I got a chicken out of the freezer to cook it for dinner but then I had an urgent thing to do. So can I refreeze the chicken again for later use? Is it safe?


----------



## Littlechef (Jan 4, 2011)

I'm sorry, but I don't think you can re-freeze chicken once it's defrosted (at least that's what I was told) ... maybe you can cut it into pieces and either poach it or bake it, so at least you won't waste the ckicken. If cooking it yourself is not an option, maybe you can give it to a neighbor or a friend so that they can use it.

Good luck!


----------



## joesfolk (Jan 4, 2011)

If nothing else you could drop it in a slow cooker.  Don't try to re-freeze it.


----------



## Rocklobster (Jan 4, 2011)

Refreezing is an option, but it would depend on how long it was out, if it was refrigerated during the whole thawing process. It is an iffy proposition, but I have done it before without negative results.  I worked at one restaurant where we thawed frozen skinless boneless breasts, cut them into cubes, marinated them into chicken souvlaki and then skewered them and froze them again. It is common practice under controled conditions. But, Like the others said, you should figure out a way to use it up first. Sometimes when that sort of thing happens to me, I just cook the meat off fairly plain and figure out something to do with the cooked meat. You could fire it in the oven in the evening for an hour and a half before bed and refrigerate.

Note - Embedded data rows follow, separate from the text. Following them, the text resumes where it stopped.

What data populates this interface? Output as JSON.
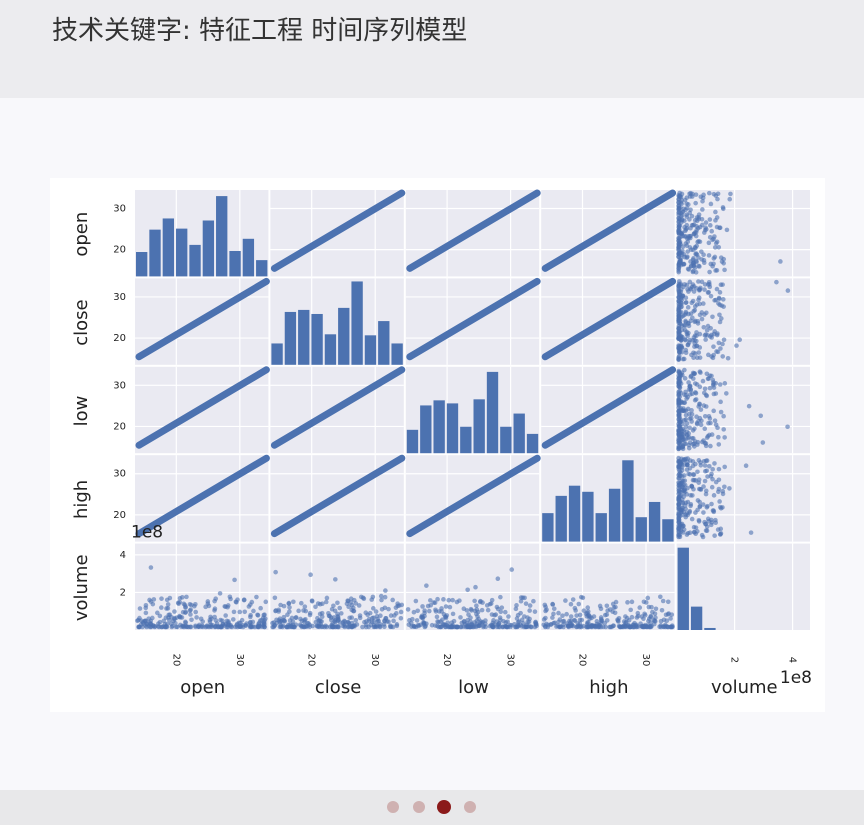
{
  "header": {
    "title": "技术关键字: 特征工程 时间序列模型"
  },
  "chart_data": {
    "type": "scatter_matrix",
    "color": "#4c72b0",
    "grid": true,
    "axes": [
      {
        "name": "open",
        "lim": [
          13.5,
          34.5
        ],
        "ticks": [
          20,
          30
        ]
      },
      {
        "name": "close",
        "lim": [
          13.5,
          34.5
        ],
        "ticks": [
          20,
          30
        ]
      },
      {
        "name": "low",
        "lim": [
          13.5,
          34.5
        ],
        "ticks": [
          20,
          30
        ]
      },
      {
        "name": "high",
        "lim": [
          13.5,
          34.5
        ],
        "ticks": [
          20,
          30
        ]
      },
      {
        "name": "volume",
        "lim": [
          0,
          4.6
        ],
        "ticks": [
          2,
          4
        ],
        "offset_label": "1e8"
      }
    ],
    "hist_ylim": [
      0,
      85
    ],
    "histograms": [
      [
        24,
        46,
        57,
        47,
        31,
        55,
        79,
        25,
        37,
        16
      ],
      [
        21,
        52,
        54,
        50,
        30,
        56,
        82,
        29,
        43,
        21
      ],
      [
        23,
        47,
        52,
        49,
        26,
        53,
        80,
        26,
        39,
        19
      ],
      [
        28,
        45,
        55,
        49,
        28,
        52,
        80,
        24,
        39,
        22
      ],
      [
        81,
        23,
        2,
        0,
        0,
        0,
        0,
        0,
        0,
        0
      ]
    ]
  }
}
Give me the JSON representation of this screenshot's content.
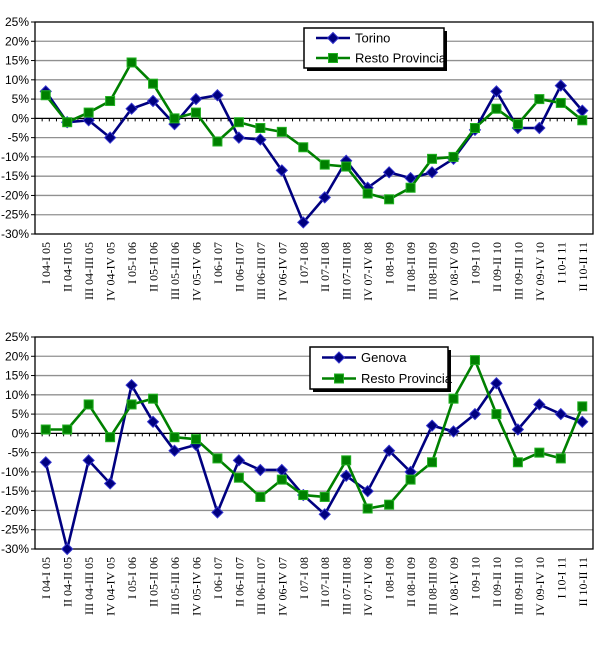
{
  "page": {
    "background": "#ffffff",
    "description": "Two line charts of quarterly year-over-year percentage change"
  },
  "colors": {
    "series1": "#000080",
    "series1_marker_edge": "#3333cc",
    "series2": "#008000",
    "series2_marker_edge": "#22b122",
    "gridline": "#909090",
    "axis": "#000000",
    "legend_bg": "#ffffff",
    "legend_border": "#000000",
    "legend_shadow": "#000000"
  },
  "chart_data": [
    {
      "type": "line",
      "title": "",
      "xlabel": "",
      "ylabel": "",
      "ylim": [
        -30,
        25
      ],
      "ytick_step": 5,
      "grid": true,
      "legend_position": "top-center",
      "y_tick_labels": [
        "25%",
        "20%",
        "15%",
        "10%",
        "5%",
        "0%",
        "-5%",
        "-10%",
        "-15%",
        "-20%",
        "-25%",
        "-30%"
      ],
      "categories": [
        "I 04-I 05",
        "II 04-II 05",
        "III 04-III 05",
        "IV 04-IV 05",
        "I 05-I 06",
        "II 05-II 06",
        "III 05-III 06",
        "IV 05-IV 06",
        "I 06-I 07",
        "II 06-II 07",
        "III 06-III 07",
        "IV 06-IV 07",
        "I 07-I 08",
        "II 07-II 08",
        "III 07-III 08",
        "IV 07-IV 08",
        "I 08-I 09",
        "II 08-II 09",
        "III 08-III 09",
        "IV 08-IV 09",
        "I 09-I 10",
        "II 09-II 10",
        "III 09-III 10",
        "IV 09-IV 10",
        "I 10-I 11",
        "II 10-II 11"
      ],
      "series": [
        {
          "name": "Torino",
          "marker": "diamond",
          "color": "#000080",
          "values": [
            7,
            -1,
            -0.5,
            -5,
            2.5,
            4.5,
            -1.5,
            5,
            6,
            -5,
            -5.5,
            -13.5,
            -27,
            -20.5,
            -11,
            -18,
            -14,
            -15.5,
            -14,
            -10.5,
            -3,
            7,
            -2.5,
            -2.5,
            8.5,
            2
          ]
        },
        {
          "name": "Resto Provincia",
          "marker": "square",
          "color": "#008000",
          "values": [
            6,
            -1,
            1.5,
            4.5,
            14.5,
            9,
            0,
            1.5,
            -6,
            -1,
            -2.5,
            -3.5,
            -7.5,
            -12,
            -12.5,
            -19.5,
            -21,
            -18,
            -10.5,
            -10,
            -2.5,
            2.5,
            -1.5,
            5,
            4,
            -0.5
          ]
        }
      ]
    },
    {
      "type": "line",
      "title": "",
      "xlabel": "",
      "ylabel": "",
      "ylim": [
        -30,
        25
      ],
      "ytick_step": 5,
      "grid": true,
      "legend_position": "top-center",
      "y_tick_labels": [
        "25%",
        "20%",
        "15%",
        "10%",
        "5%",
        "0%",
        "-5%",
        "-10%",
        "-15%",
        "-20%",
        "-25%",
        "-30%"
      ],
      "categories": [
        "I 04-I 05",
        "II 04-II 05",
        "III 04-III 05",
        "IV 04-IV 05",
        "I 05-I 06",
        "II 05-II 06",
        "III 05-III 06",
        "IV 05-IV 06",
        "I 06-I 07",
        "II 06-II 07",
        "III 06-III 07",
        "IV 06-IV 07",
        "I 07-I 08",
        "II 07-II 08",
        "III 07-III 08",
        "IV 07-IV 08",
        "I 08-I 09",
        "II 08-II 09",
        "III 08-III 09",
        "IV 08-IV 09",
        "I 09-I 10",
        "II 09-II 10",
        "III 09-III 10",
        "IV 09-IV 10",
        "I 10-I 11",
        "II 10-II 11"
      ],
      "series": [
        {
          "name": "Genova",
          "marker": "diamond",
          "color": "#000080",
          "values": [
            -7.5,
            -30,
            -7,
            -13,
            12.5,
            3,
            -4.5,
            -3,
            -20.5,
            -7,
            -9.5,
            -9.5,
            -16,
            -21,
            -11,
            -15,
            -4.5,
            -10,
            2,
            0.5,
            5,
            13,
            1,
            7.5,
            5,
            3
          ]
        },
        {
          "name": "Resto Provincia",
          "marker": "square",
          "color": "#008000",
          "values": [
            1,
            1,
            7.5,
            -1,
            7.5,
            9,
            -1,
            -1.5,
            -6.5,
            -11.5,
            -16.5,
            -12,
            -16,
            -16.5,
            -7,
            -19.5,
            -18.5,
            -12,
            -7.5,
            9,
            19,
            5,
            -7.5,
            -5,
            -6.5,
            7
          ]
        }
      ]
    }
  ]
}
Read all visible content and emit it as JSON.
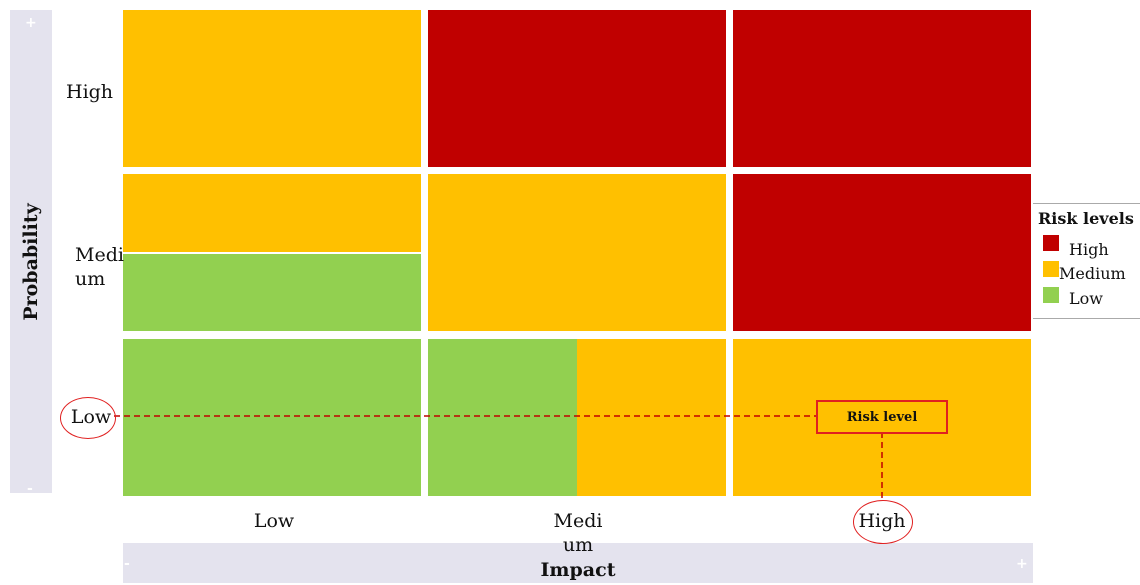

You can then, clean it and freeze packaged portions of the cooked meat and the bones the next day until you find a use for them.


----------



## Zhizara (Jan 4, 2011)

Start soup.


----------



## DaveSoMD (Jan 4, 2011)

If you put directly in the refrigerator from the freezer and left it there you should be able to refreeze it.  If you didn't then you will need to cook it.


----------